Scientists have identified new gene modifications that can make tomatoes and eggplants grow bigger, which could help boost yields in developing countries.
Humans have been genetically engineering crops for thousands of years – but where the process used to involve simply selecting bigger or more fruitful plants to grow next year, in recent years scientists have been able to hack the genomes of crops and tweak specific genes to improve size, yield, hardiness, taste or texture.
To improve food security, researchers are currently mapping out the genomes of 22 crops in the nightshade genus, which includes tomatoes, potatoes, eggplants and peppers. In a new analysis, led by Johns Hopkins University and Cold Spring Harbor Laboratory, scientists realized that in these genomes, many gene sequences seem to duplicate over long time scales.
Exactly what role these genes played wasn’t clear, so the team investigated by tweaking the nightshade genomes. The researchers silenced either one or both copies of these duplicate genes, then grew the plants in the lab to see what happened.

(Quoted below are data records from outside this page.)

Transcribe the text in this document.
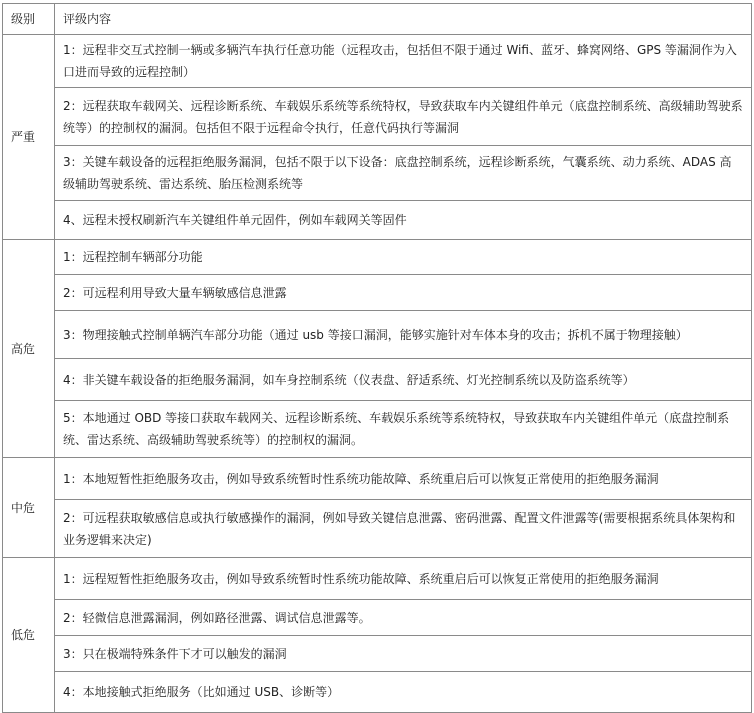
级别	评级内容
严重	1：远程非交互式控制一辆或多辆汽车执行任意功能（远程攻击，包括但不限于通过 Wifi、蓝牙、蜂窝网络、GPS 等漏洞作为入口进而导致的远程控制）
	2：远程获取车载网关、远程诊断系统、车载娱乐系统等系统特权，导致获取车内关键组件单元（底盘控制系统、高级辅助驾驶系统等）的控制权的漏洞。包括但不限于远程命令执行，任意代码执行等漏洞
	3：关键车载设备的远程拒绝服务漏洞，包括不限于以下设备：底盘控制系统，远程诊断系统，气囊系统、动力系统、ADAS 高级辅助驾驶系统、雷达系统、胎压检测系统等
	4、远程未授权刷新汽车关键组件单元固件，例如车载网关等固件
高危	1：远程控制车辆部分功能
	2：可远程利用导致大量车辆敏感信息泄露
	3：物理接触式控制单辆汽车部分功能（通过 usb 等接口漏洞，能够实施针对车体本身的攻击；拆机不属于物理接触）
	4：非关键车载设备的拒绝服务漏洞，如车身控制系统（仪表盘、舒适系统、灯光控制系统以及防盗系统等）
	5：本地通过 OBD 等接口获取车载网关、远程诊断系统、车载娱乐系统等系统特权，导致获取车内关键组件单元（底盘控制系统、雷达系统、高级辅助驾驶系统等）的控制权的漏洞。
中危	1：本地短暂性拒绝服务攻击，例如导致系统暂时性系统功能故障、系统重启后可以恢复正常使用的拒绝服务漏洞
	2：可远程获取敏感信息或执行敏感操作的漏洞，例如导致关键信息泄露、密码泄露、配置文件泄露等(需要根据系统具体架构和业务逻辑来决定)
低危	1：远程短暂性拒绝服务攻击，例如导致系统暂时性系统功能故障、系统重启后可以恢复正常使用的拒绝服务漏洞
	2：轻微信息泄露漏洞，例如路径泄露、调试信息泄露等。
	3：只在极端特殊条件下才可以触发的漏洞
	4：本地接触式拒绝服务（比如通过 USB、诊断等）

It turns out, they played important roles in traits like how long they took to flower, and the size and shape of the fruit that grew.
In one related plant – the forest nightshade – the team found that knocking out both copies of a duplicate gene called CLV3 turned the fruit all “weird, bubbly, disorganized.” But if just one copy was edited, the fruit grew larger than usual. In those edited plants, 30% of the fruit grew a third locule – the fleshy capsule that contains seeds. Wild-type plants normally had only two locules, growing a third just 5% of the time.

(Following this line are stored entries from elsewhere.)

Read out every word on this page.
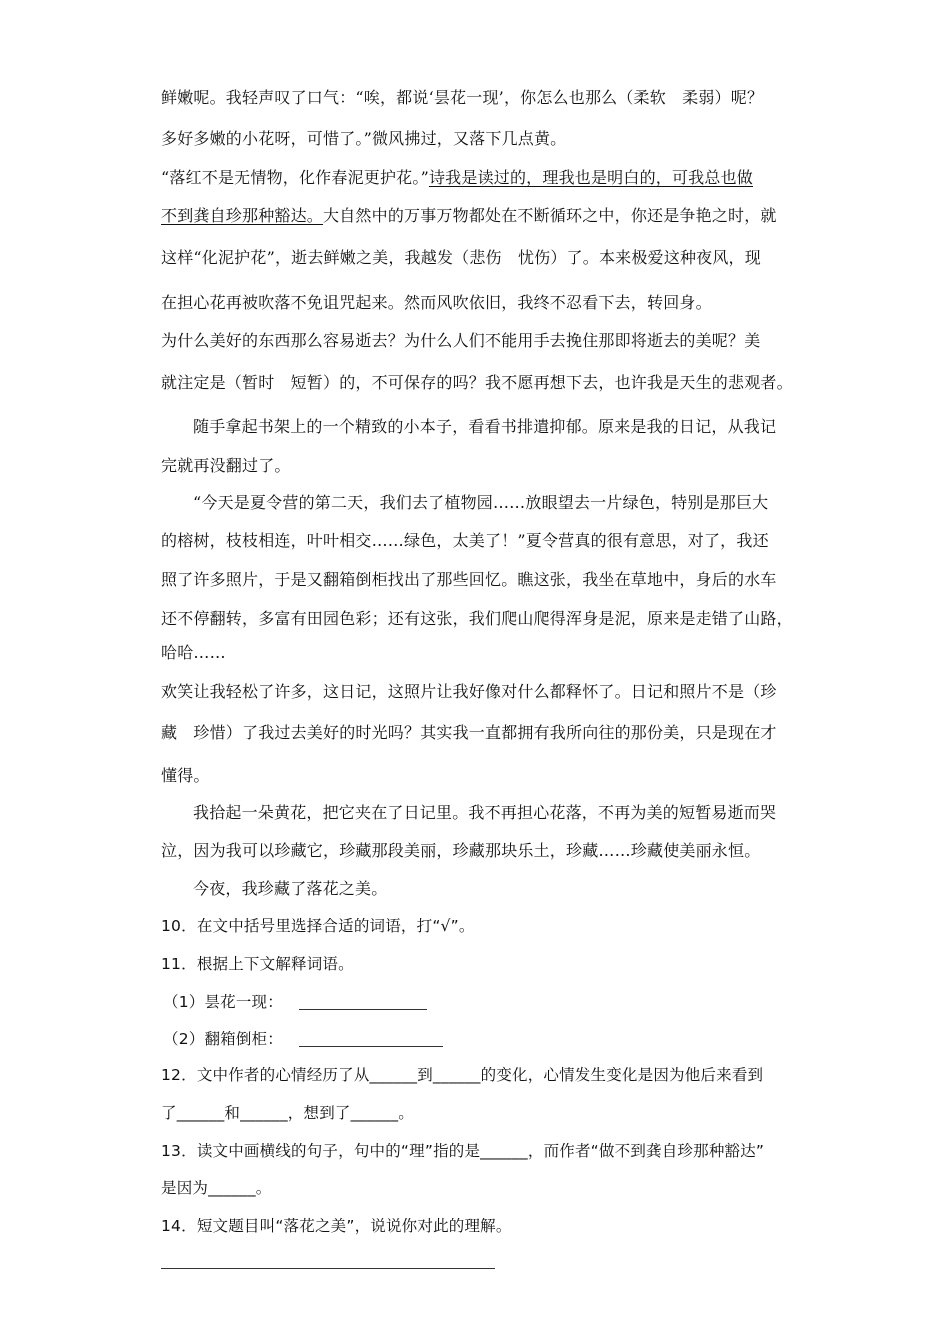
鲜嫩呢。我轻声叹了口气：“唉，都说‘昙花一现’，你怎么也那么（柔软　柔弱）呢？
多好多嫩的小花呀，可惜了。”微风拂过，又落下几点黄。
“落红不是无情物，化作春泥更护花。”诗我是读过的，理我也是明白的，可我总也做
不到龚自珍那种豁达。大自然中的万事万物都处在不断循环之中，你还是争艳之时，就
这样“化泥护花”，逝去鲜嫩之美，我越发（悲伤　忧伤）了。本来极爱这种夜风，现
在担心花再被吹落不免诅咒起来。然而风吹依旧，我终不忍看下去，转回身。
为什么美好的东西那么容易逝去？为什么人们不能用手去挽住那即将逝去的美呢？美
就注定是（暂时　短暂）的，不可保存的吗？我不愿再想下去，也许我是天生的悲观者。
随手拿起书架上的一个精致的小本子，看看书排遣抑郁。原来是我的日记，从我记
完就再没翻过了。
“今天是夏令营的第二天，我们去了植物园……放眼望去一片绿色，特别是那巨大
的榕树，枝枝相连，叶叶相交……绿色，太美了！”夏令营真的很有意思，对了，我还
照了许多照片，于是又翻箱倒柜找出了那些回忆。瞧这张，我坐在草地中，身后的水车
还不停翻转，多富有田园色彩；还有这张，我们爬山爬得浑身是泥，原来是走错了山路，
哈哈……
欢笑让我轻松了许多，这日记，这照片让我好像对什么都释怀了。日记和照片不是（珍
藏　珍惜）了我过去美好的时光吗？其实我一直都拥有我所向往的那份美，只是现在才
懂得。
我拾起一朵黄花，把它夹在了日记里。我不再担心花落，不再为美的短暂易逝而哭
泣，因为我可以珍藏它，珍藏那段美丽，珍藏那块乐土，珍藏……珍藏使美丽永恒。
今夜，我珍藏了落花之美。
10．在文中括号里选择合适的词语，打“√”。
11．根据上下文解释词语。
（1）昙花一现：
（2）翻箱倒柜：
12．文中作者的心情经历了从______到______的变化，心情发生变化是因为他后来看到
了______和______，想到了______。
13．读文中画横线的句子，句中的“理”指的是______，而作者“做不到龚自珍那种豁达”
是因为______。
14．短文题目叫“落花之美”，说说你对此的理解。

The fruit of the forest nightshade isn’t edible, but the team suspected that its food crop relatives might have similar genes at work. Sure enough, in the African eggplant genome they found a gene called SaetSCPL25-like, which directly controlled the number of locules the fruit grew. Better yet, when they edited these same genes into tomato plants, they also grew bigger fruit with more locules.

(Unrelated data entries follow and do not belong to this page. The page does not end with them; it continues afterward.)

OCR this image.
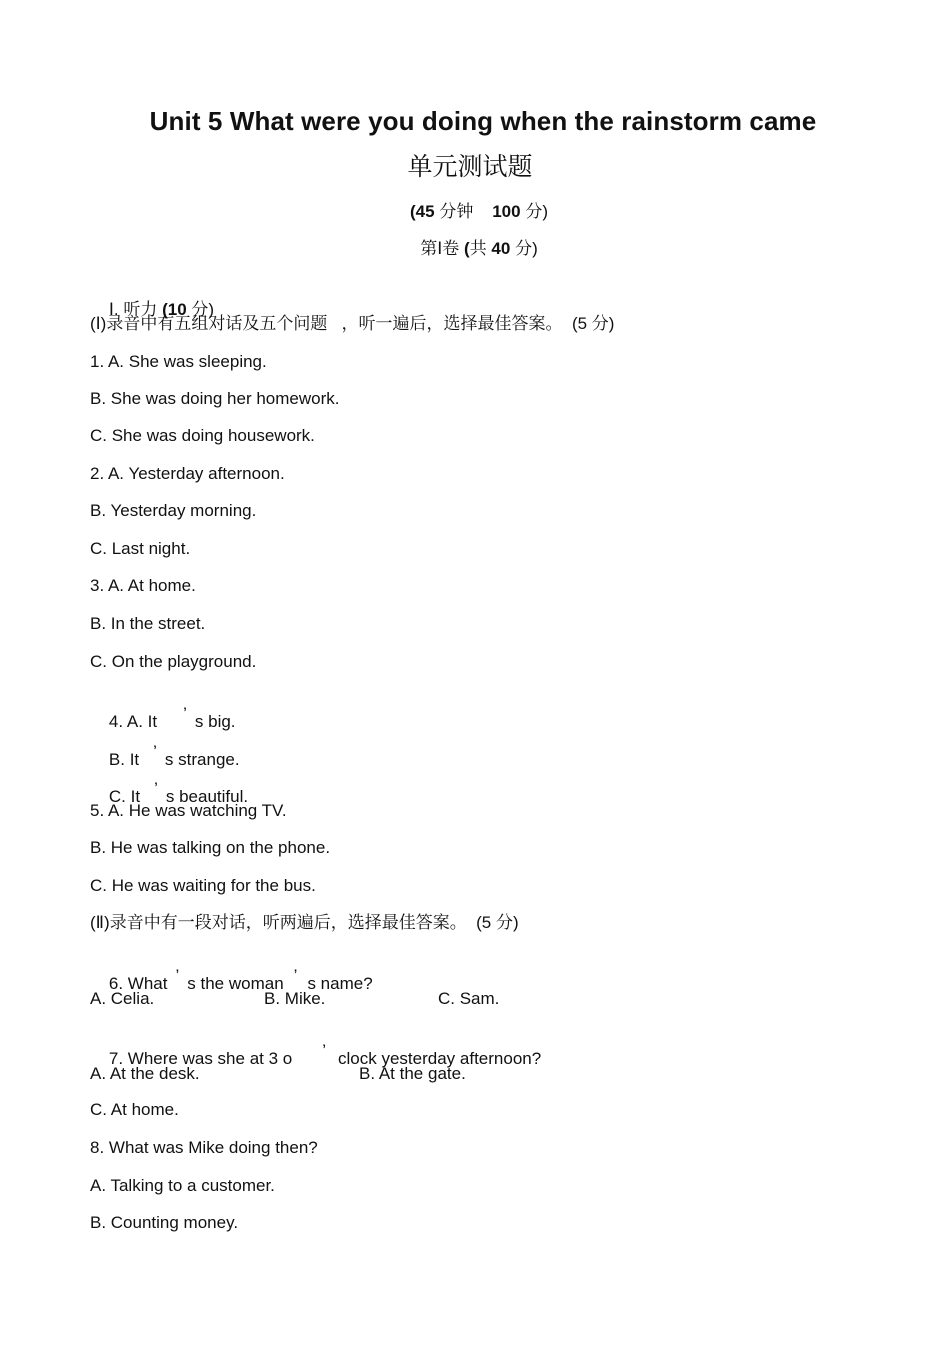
Unit 5 What were you doing when the rainstorm came
单元测试题
(45 分钟    100 分)
第Ⅰ卷 (共 40 分)

Ⅰ. 听力 (10 分)

(Ⅰ)录音中有五组对话及五个问题   ，听一遍后，选择最佳答案。  (5 分)
1. A. She was sleeping.
B. She was doing her homework.
C. She was doing housework.
2. A. Yesterday afternoon.
B. Yesterday morning.
C. Last night.
3. A. At home.
B. In the street.
C. On the playground.

4. A. It ’ s big.

B. It ’ s strange.

C. It ’ s beautiful.

5. A. He was watching TV.
B. He was talking on the phone.
C. He was waiting for the bus.
(Ⅱ)录音中有一段对话，听两遍后，选择最佳答案。  (5 分)

6. What ’ s the woman ’ s name?

A. Celia.	B. Mike.	C. Sam.

7. Where was she at 3 o ’ clock yesterday afternoon?

A. At the desk.	B. At the gate.
C. At home.
8. What was Mike doing then?
A. Talking to a customer.
B. Counting money.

“This work shows the importance of studying many species together,” said Michael Schatz, co-lead author of the study. “We leveraged decades of work in tomato genetics to rapidly advance African eggplants, and along the way we found entirely new genes in African eggplants that reciprocally advance tomatoes. We call this 'pan-genetics,' and it opens endless opportunities to bring many new fruits, foods, and flavors to dinner plates around the world.”
Already, scientists have developed ways to genetically engineer tomatoes to improve their taste and nutritional value, change their size, speed up or slow down their ripening, and even turn them purple or make them spicy.
The research was published in the journal Nature.